The Canterbury Tales
http://en.wikipedia.org/wiki/Canterbury_Tales
We may all have had to read this in Grade 12 at some point (depending on your country/province of residence) , but wasn't it a good experience? If yes, why not look it up again? If not, give it another shot it might be better this time. I am using Wikipedia's entry because it has a whole host of external links on The Tales. I still have a copy of this in Middle English.

Njál's Saga
http://www.northvegr.org/lore/njal/
Highly enjoyable, the easiest saga to get into in my opinion. The "á" is pronounced as "ow" just like "howl", so just say "Njowl".

Egil's Saga
http://www.northvegr.org/lore/egils_saga/index.php
A classic. Read this saga once you have finished with Njál's Saga. I forget who said this, but an 18th Century scholar once said, "All Iceland sagas can be summed up in four words - farmers came to blows." Essentially true, but Egil's Saga goes far beyond this and gives the modern reader a real feel for the so-called Viking Age.

The Eddas
http://www.cybersamurai.net/Mythology/NorseMyth-TopFrame.htm
This link takes you to a place where you can read the Eddas in prosaic or poetic forms, and in Old Norse too if you are so inclined to try.

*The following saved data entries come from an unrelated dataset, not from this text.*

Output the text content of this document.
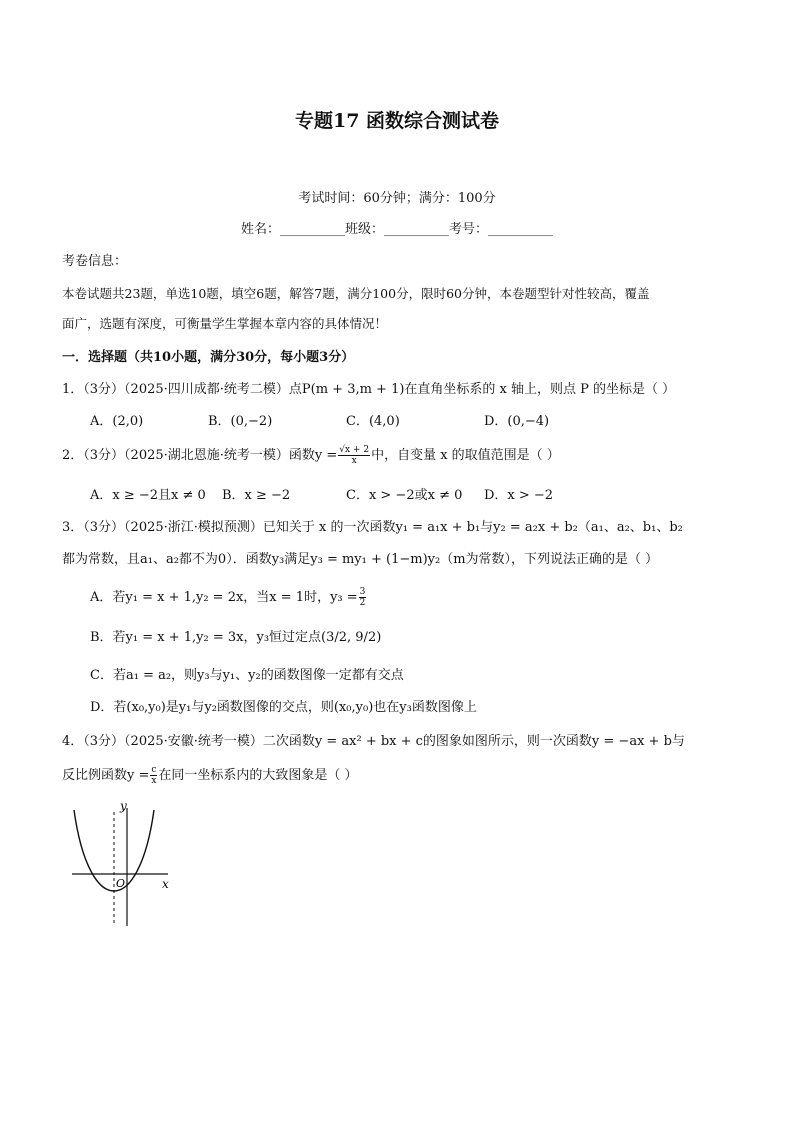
专题17 函数综合测试卷
考试时间：60分钟；满分：100分
姓名：__________班级：__________考号：__________
考卷信息：
本卷试题共23题，单选10题，填空6题，解答7题，满分100分，限时60分钟，本卷题型针对性较高，覆盖
面广，选题有深度，可衡量学生掌握本章内容的具体情况！
一．选择题（共10小题，满分30分，每小题3分）
1．（3分）（2025·四川成都·统考二模）点P(m + 3,m + 1)在直角坐标系的 x 轴上，则点 P 的坐标是（ ）
A．(2,0)	B．(0,−2)	C．(4,0)	D．(0,−4)
2．（3分）（2025·湖北恩施·统考一模）函数$y = \frac{√x + 2}{x}$ 中，自变量 x 的取值范围是（ ）
A．x ≥ −2且x ≠ 0 B．x ≥ −2	C．x > −2或x ≠ 0 D．x > −2
3．（3分）（2025·浙江·模拟预测）已知关于 x 的一次函数y₁ = a₁x + b₁与y₂ = a₂x + b₂（a₁、a₂、b₁、b₂
都为常数，且a₁、a₂都不为0）．函数y₃满足y₃ = my₁ + (1−m)y₂（m为常数），下列说法正确的是（ ）
A．若y₁ = x + 1,y₂ = 2x，当x = 1时，$y_3 = \frac{3}{2}$
B．若y₁ = x + 1,y₂ = 3x，y₃恒过定点(3/2, 9/2)
C．若a₁ = a₂，则y₃与y₁、y₂的函数图像一定都有交点
D．若(x₀,y₀)是y₁与y₂函数图像的交点，则(x₀,y₀)也在y₃函数图像上
4．（3分）（2025·安徽·统考一模）二次函数y = ax² + bx + c的图象如图所示，则一次函数y = −ax + b与
反比例函数$y = \frac{c}{x}$ 在同一坐标系内的大致图象是（ ）
y
x
O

Ever wonder where the names Gandalf, Gimli, Kili, Fili and so on came from? Read the Eddas. See Legends and Sagas.
http://www.cybersamurai.net/Mythology/
This link leads to a menu with links to Greek and Celtic mythology as well.

Beowulf
Easily the toughest read on the list for many.
http://en.wikipedia.org/wiki/Beowulf
Again, the Wikipedia link has a number of links to a number of translations and other tid-bits about Beowulf. If you hit the library, check out the Seamus Heaney translation.
One of the coolest links allows you to listen to Beowulf read in Old English. Even if you aren't English by descent, it is worth checking out. If you are reading this blog, chances are you can speak, read and write in English, so why not check out the earliest form of the language?

Sacred Texts
http://www.sacred-texts.com/index.htm
Just came across this link. Basically, if you want to take a look at the sacred texts of any religion look here. They also have a section on Tolkien with links to the texts that inspired his creation of Middle Earth.
Never read the Vedas? Take a look here:
http://www.sacred-texts.com/hin/index.htm
Zoroastrians texts?
http://www.sacred-texts.com/zor/index.htm
The Talmud?
http://www.sacred-texts.com/jud/pol/index.htm
Christian and Gnostic texts?
http://www.sacred-texts.com/chr/index.htm
European Folklore and Mythology?
http://www.sacred-texts.com/neu/index.htm

In Addendum - I changed the quote at the top of my blog. The Wanderer is a Saxon poem preserved in the Book of Exeter. It's the first five lines of the poem, a series of translations can be found here at Dr. Rick MacDonald's website for The Wanderer Project. I first read the poem when I was sixteen and it has stuck with me ever since.